Education is not only a human right. It is also tool for peacebuilding. In 2019, Reuben Garang conducted a feasibility study with South Sudanese refugee families living in refugee camps in Uganda. This project and report were fueled by Garang’s own personal experiences with periods of interrupted schooling both in refugee camps and in Canada. And it was fueled by the fundamental insight that education can serve as a tool for peacebuilding and mutual understanding between groups that have survived displacement and conflict.
The intent behind this feasibility study was three-fold: to raise awareness of the devastating plight—yet continued resilience—of the South Sudanese, to collect information that would inform the development of the Education Pathways to Peace Project, and to set groundwork for comparative research by considering ways to enhance education outcomes for refugees living in camps and those who have been resettled.

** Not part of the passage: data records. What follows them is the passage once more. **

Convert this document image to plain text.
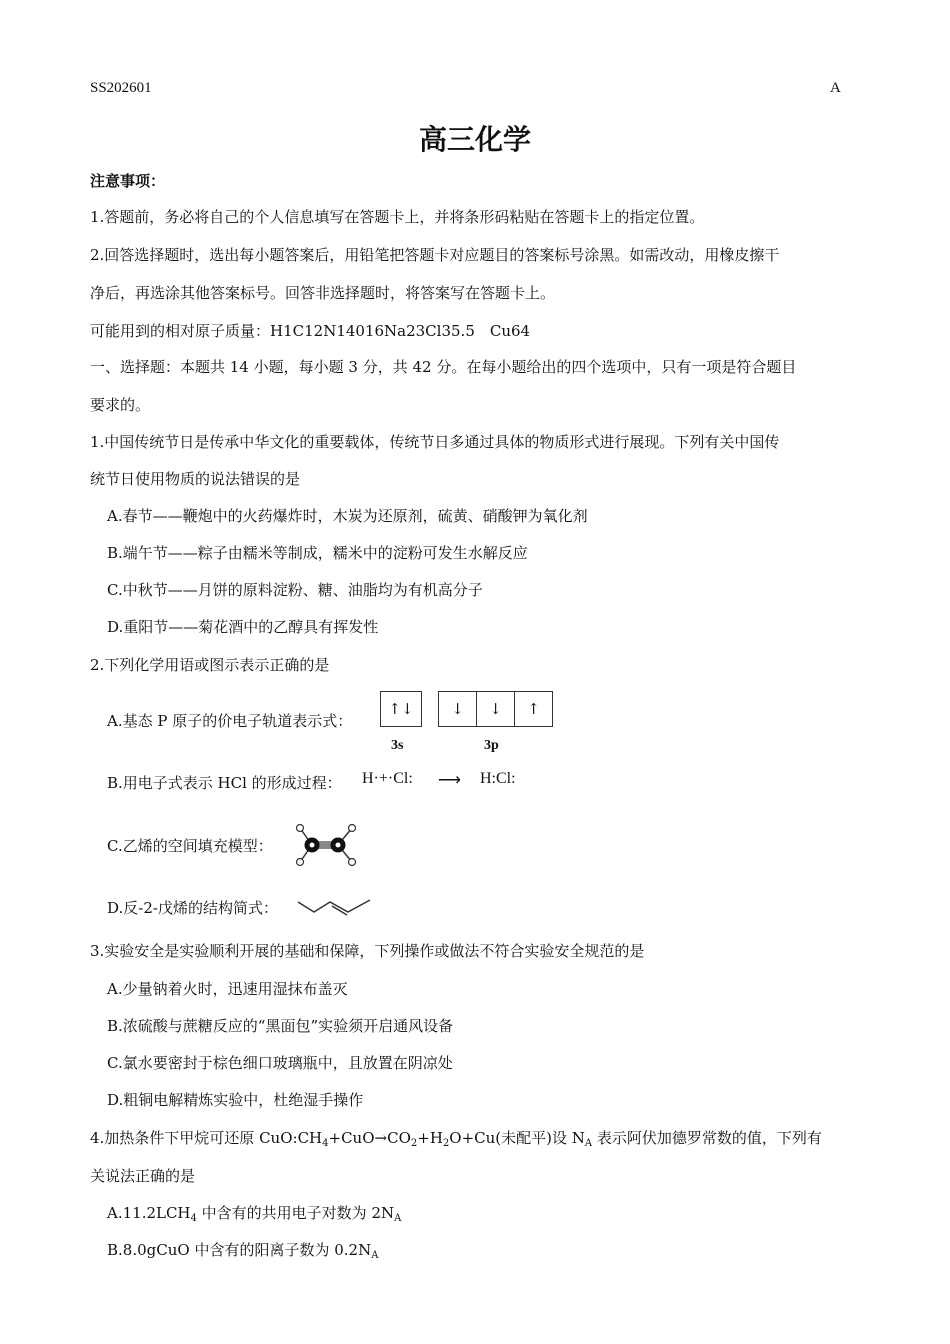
SS202601	A
高三化学
注意事项：
1.答题前，务必将自己的个人信息填写在答题卡上，并将条形码粘贴在答题卡上的指定位置。
2.回答选择题时，选出每小题答案后，用铅笔把答题卡对应题目的答案标号涂黑。如需改动，用橡皮擦干
净后，再选涂其他答案标号。回答非选择题时，将答案写在答题卡上。
可能用到的相对原子质量：H1C12N14016Na23Cl35.5　Cu64
一、选择题：本题共 14 小题，每小题 3 分，共 42 分。在每小题给出的四个选项中，只有一项是符合题目
要求的。
1.中国传统节日是传承中华文化的重要载体，传统节日多通过具体的物质形式进行展现。下列有关中国传
统节日使用物质的说法错误的是
A.春节——鞭炮中的火药爆炸时，木炭为还原剂，硫黄、硝酸钾为氧化剂
B.端午节——粽子由糯米等制成，糯米中的淀粉可发生水解反应
C.中秋节——月饼的原料淀粉、糖、油脂均为有机高分子
D.重阳节——菊花酒中的乙醇具有挥发性
2.下列化学用语或图示表示正确的是
A.基态 P 原子的价电子轨道表示式：
↑↓	↓	↓	↑
3s	3p
B.用电子式表示 HCl 的形成过程： H·+·Cl: ⟶ H:Cl:
C.乙烯的空间填充模型：
D.反-2-戊烯的结构简式：
3.实验安全是实验顺利开展的基础和保障，下列操作或做法不符合实验安全规范的是
A.少量钠着火时，迅速用湿抹布盖灭
B.浓硫酸与蔗糖反应的“黑面包”实验须开启通风设备
C.氯水要密封于棕色细口玻璃瓶中，且放置在阴凉处
D.粗铜电解精炼实验中，杜绝湿手操作
4.加热条件下甲烷可还原 $CuO:CH_4+CuO\to CO_2+H_2O+Cu$(未配平)设 $N_A$ 表示阿伏加德罗常数的值，下列有
关说法正确的是
$A.11.2LCH_4$ 中含有的共用电子对数为 $2N_A$
B.8.0gCuO 中含有的阳离子数为 $0.2N_A$
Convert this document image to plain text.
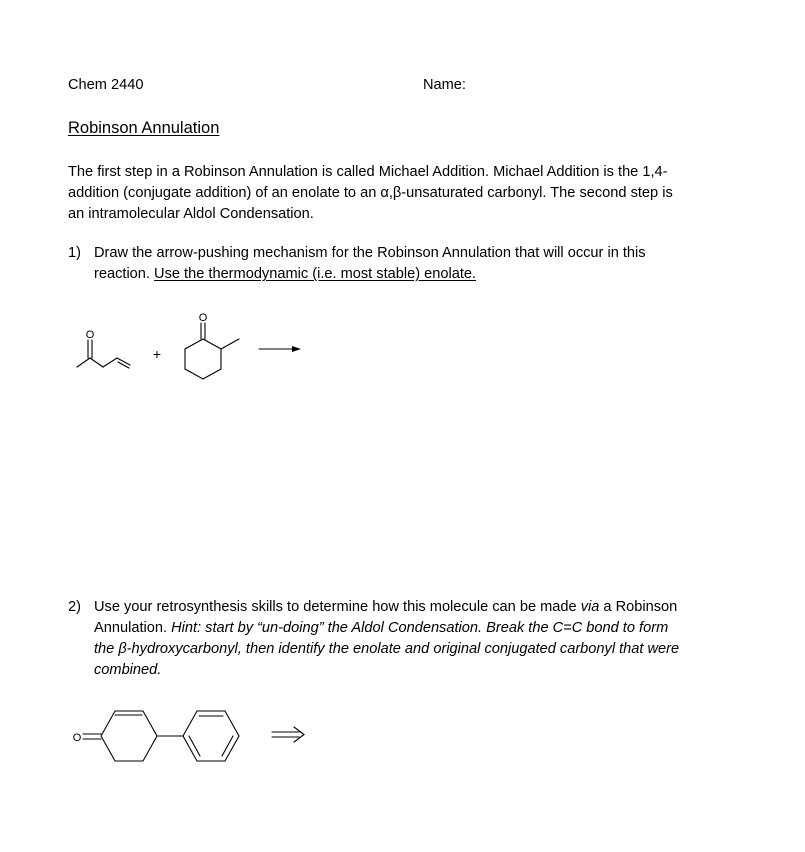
Chem 2440	Name:
Robinson Annulation
The first step in a Robinson Annulation is called Michael Addition. Michael Addition is the 1,4-
addition (conjugate addition) of an enolate to an α,β-unsaturated carbonyl. The second step is
an intramolecular Aldol Condensation.
1) Draw the arrow-pushing mechanism for the Robinson Annulation that will occur in this
reaction. Use the thermodynamic (i.e. most stable) enolate.
O
+
O
2) Use your retrosynthesis skills to determine how this molecule can be made via a Robinson
Annulation. Hint: start by “un-doing” the Aldol Condensation. Break the C=C bond to form
the β-hydroxycarbonyl, then identify the enolate and original conjugated carbonyl that were
combined.
O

While the feasibility study’s intent was ambitious, through Garang’s
observations of the refugee camps in Uganda, speaking with South Sudanese refugee families there, and sharing his findings upon his return to Manitoba, the study has acted, and will continue to act, as a launching point for future work.
The study targets four audiences. The first audience is comprised of existing project partners who have already contributed to this feasibility study. The second is comprised of existing and potential partners who are interested in contributing to the project’s growth and development. The third audience is the broad range of organizations and researchers interested in the relationship between education and peacebuilding and the possibilities for community development following displacement. The forth is the wider international community and public, so as to familiarize them with the challenges facing South Sudanese refugee youth.